A big usability challenge for *-in-userspace interfaces is the balance
between security and allowing unprivileged processes to use these
features.
- Does /dev/ubd-control need to be privileged? I guess the answer is
yes since an evil ubdsrv can hang I/O and corrupt data in hopes of
triggering file system bugs.
- Can multiple processes that don't trust each other use UBD at the same
time? I guess not since ubd_index_idr is global.
- What about containers and namespaces? They currently have (write)
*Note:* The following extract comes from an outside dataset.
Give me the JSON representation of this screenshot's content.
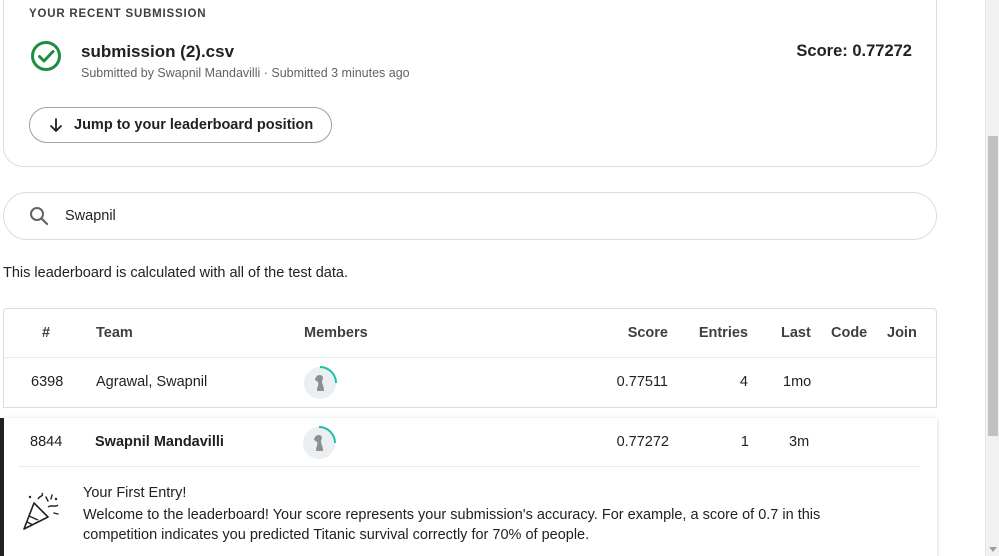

access to the same global ubd_index_idr.
- Maybe there should be a struct ubd_device "owner" (struct
task_struct *) so only devices created by the current process can be
modified?
2. io_uring_cmd design
The rationale for the io_uring_cmd design is not explained in the cover
letter. I think it's worth explaining the design. Here are my guesses:
The same thing can be achieved with just file_operations and io_uring.
ubdsrv could read I/O submissions with IORING_OP_READ and write I/O
completions with IORING_OP_WRITE. That would require 2 sqes per
roundtrip instead of 1, but the same number of io_uring_enter(2) calls
since multiple sqes/cqes can be batched per syscall:
- IORING_OP_READ, addr=(struct ubdsrv_io_desc*) (for submission)
- IORING_OP_WRITE, addr=(struct ubdsrv_io_cmd*) (for completion)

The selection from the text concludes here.